Thursday, March 04, 2010

Brooklyner-Schneider Hopfen-Weisse

A couple years back two brewers came together from different parts of the world with different philosophies and traditions in brewing. One was Garrett Oliver from the great Brooklyn Brewery, home to Local 1, and Local 2 as well as one of the best Imperial Stouts around. The other was Hans-Peter Dresler from Schneider and Sons brewery in Germany, home to one of the best wheat beers around as well as Aventinus. They came together to make two beers, one made in Germany, the other made in New York at the Brooklyn Brewery, creating two very unique beers. This beer is the one brewed in New York packaged in a champagne like bottle. Its a pale-weisse bock fermented with the Schneider house yeast, and dry hopped with Amarillo and Palisade Hops.
The Beer: This one weighs in at 8.5% and pours a honey golden color with a thick pillowy white head, instead of dissipating the head seems to continue to grow up over the lip of the glass. The nose is banana, fruity esters, hops, cloves, it smells of hoppy resins. The mouthfeel is thick and chewy. Tons of spice, cloves, cinnamon, bananas, hops, citrus. Very effervescent. Has a very dry finish that has become a Brooklyn hallmark. Just a little alcohol. The finish is bitter, some from hops, some from something else that I just can't place. As it warms it becomes creamier, but that bitterness on the finish just doesn't subside. Its not the citrus peel bitterness of hops its something else that's not all that pleasant honestly. This starts as a great beer that finishes a notch below. It gets a B from me.

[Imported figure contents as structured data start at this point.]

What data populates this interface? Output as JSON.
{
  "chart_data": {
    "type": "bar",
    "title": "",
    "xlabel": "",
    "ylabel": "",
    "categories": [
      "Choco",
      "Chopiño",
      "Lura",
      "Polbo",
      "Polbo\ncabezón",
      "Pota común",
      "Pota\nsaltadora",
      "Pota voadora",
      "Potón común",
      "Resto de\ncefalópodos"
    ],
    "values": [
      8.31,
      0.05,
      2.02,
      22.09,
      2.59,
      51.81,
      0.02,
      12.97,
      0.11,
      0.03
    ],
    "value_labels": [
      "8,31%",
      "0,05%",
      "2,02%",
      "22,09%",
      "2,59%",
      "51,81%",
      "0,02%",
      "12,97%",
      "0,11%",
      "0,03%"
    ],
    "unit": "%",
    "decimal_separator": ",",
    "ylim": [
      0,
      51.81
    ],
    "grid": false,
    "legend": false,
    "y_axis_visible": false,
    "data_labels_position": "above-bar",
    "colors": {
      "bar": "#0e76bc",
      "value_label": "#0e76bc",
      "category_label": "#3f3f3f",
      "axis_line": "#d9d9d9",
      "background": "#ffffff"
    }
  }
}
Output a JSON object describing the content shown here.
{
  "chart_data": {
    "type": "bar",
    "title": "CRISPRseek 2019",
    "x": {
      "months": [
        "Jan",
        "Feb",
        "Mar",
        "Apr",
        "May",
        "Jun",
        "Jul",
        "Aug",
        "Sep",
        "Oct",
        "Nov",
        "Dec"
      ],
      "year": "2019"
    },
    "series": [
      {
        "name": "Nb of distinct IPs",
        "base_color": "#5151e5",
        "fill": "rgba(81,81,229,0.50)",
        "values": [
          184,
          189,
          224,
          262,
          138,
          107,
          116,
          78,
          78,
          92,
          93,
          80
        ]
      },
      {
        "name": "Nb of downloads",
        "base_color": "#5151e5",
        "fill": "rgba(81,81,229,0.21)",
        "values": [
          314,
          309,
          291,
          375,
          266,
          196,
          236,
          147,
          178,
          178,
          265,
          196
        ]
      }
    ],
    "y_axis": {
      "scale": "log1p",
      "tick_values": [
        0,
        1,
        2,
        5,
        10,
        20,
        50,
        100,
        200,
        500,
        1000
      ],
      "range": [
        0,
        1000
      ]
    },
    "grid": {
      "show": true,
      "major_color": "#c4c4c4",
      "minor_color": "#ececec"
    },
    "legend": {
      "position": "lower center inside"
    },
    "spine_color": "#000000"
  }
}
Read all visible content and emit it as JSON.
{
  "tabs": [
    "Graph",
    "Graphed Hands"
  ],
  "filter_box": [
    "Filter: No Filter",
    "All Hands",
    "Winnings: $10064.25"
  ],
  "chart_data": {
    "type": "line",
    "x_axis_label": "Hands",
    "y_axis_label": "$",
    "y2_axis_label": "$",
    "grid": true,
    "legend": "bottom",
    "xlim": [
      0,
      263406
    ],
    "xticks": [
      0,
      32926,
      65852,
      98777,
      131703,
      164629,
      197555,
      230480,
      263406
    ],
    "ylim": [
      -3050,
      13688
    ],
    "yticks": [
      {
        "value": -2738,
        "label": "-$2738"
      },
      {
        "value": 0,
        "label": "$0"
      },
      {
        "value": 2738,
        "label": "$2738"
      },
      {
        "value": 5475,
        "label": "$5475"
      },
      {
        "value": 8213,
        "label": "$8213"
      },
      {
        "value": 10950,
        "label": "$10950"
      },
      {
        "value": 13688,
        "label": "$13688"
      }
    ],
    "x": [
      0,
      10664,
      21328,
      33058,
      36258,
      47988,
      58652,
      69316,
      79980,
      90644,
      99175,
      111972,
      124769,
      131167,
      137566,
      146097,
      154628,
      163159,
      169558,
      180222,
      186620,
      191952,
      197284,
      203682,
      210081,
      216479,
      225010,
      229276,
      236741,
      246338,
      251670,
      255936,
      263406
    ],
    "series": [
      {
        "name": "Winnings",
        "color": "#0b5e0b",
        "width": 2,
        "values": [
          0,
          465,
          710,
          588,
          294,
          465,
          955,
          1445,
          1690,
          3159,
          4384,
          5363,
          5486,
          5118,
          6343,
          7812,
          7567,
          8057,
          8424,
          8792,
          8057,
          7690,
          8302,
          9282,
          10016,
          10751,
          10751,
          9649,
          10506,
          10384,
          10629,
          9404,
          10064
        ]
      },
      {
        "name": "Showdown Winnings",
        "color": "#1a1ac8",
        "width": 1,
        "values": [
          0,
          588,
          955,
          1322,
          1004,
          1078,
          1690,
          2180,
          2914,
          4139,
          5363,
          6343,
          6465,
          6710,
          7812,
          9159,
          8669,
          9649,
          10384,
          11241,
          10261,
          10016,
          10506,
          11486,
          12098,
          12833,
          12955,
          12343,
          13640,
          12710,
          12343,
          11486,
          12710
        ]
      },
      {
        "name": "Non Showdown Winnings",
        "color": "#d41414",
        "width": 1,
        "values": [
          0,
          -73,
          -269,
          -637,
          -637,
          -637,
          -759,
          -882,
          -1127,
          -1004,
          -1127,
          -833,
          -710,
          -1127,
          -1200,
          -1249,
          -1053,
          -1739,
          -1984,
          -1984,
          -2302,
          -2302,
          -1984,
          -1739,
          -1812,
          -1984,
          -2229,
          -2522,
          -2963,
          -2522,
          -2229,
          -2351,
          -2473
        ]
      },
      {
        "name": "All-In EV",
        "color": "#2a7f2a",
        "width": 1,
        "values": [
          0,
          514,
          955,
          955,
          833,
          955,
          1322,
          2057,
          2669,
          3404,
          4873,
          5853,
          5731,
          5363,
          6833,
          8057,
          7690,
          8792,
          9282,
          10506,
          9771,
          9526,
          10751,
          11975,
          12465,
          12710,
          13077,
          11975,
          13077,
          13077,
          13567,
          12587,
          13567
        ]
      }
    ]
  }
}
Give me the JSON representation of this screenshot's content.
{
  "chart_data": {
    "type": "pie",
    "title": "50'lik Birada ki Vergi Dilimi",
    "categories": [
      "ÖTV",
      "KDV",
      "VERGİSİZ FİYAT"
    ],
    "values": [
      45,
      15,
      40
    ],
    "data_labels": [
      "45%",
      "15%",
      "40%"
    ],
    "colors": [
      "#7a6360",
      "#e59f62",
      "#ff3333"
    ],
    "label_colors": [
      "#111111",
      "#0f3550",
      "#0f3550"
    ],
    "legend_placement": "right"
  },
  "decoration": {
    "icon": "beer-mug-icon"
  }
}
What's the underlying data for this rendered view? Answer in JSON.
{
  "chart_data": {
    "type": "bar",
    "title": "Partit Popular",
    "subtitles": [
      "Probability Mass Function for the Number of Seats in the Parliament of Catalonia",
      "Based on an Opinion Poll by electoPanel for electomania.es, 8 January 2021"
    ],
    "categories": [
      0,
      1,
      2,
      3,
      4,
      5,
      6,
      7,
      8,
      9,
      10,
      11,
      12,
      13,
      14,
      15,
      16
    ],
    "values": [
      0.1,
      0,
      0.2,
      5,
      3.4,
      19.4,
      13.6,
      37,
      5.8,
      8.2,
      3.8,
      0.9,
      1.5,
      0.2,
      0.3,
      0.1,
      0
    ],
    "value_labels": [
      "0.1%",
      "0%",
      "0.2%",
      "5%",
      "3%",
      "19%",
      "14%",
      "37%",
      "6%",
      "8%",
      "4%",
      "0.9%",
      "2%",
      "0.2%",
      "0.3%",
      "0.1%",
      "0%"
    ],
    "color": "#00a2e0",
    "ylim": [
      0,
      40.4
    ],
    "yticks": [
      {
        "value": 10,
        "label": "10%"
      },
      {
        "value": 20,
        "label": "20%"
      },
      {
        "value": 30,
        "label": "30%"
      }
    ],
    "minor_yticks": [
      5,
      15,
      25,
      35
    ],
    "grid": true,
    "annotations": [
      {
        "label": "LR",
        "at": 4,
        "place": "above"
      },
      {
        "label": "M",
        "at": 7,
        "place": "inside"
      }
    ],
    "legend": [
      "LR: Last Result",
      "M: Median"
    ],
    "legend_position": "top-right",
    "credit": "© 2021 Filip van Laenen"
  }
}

Here's what the folks at BA had to say.

1 comment:

James W. said...

This is one of only two Brooklyn beers I have had the privilege to try. I enjoyed it, but Local 1 is easily one of the best beers I have ever had. I wish I could get Brooklyn's stuff here in Central Illinois. I'm also a big fan of collaboration brews, so I was pleased to get this the same day I got Local 1.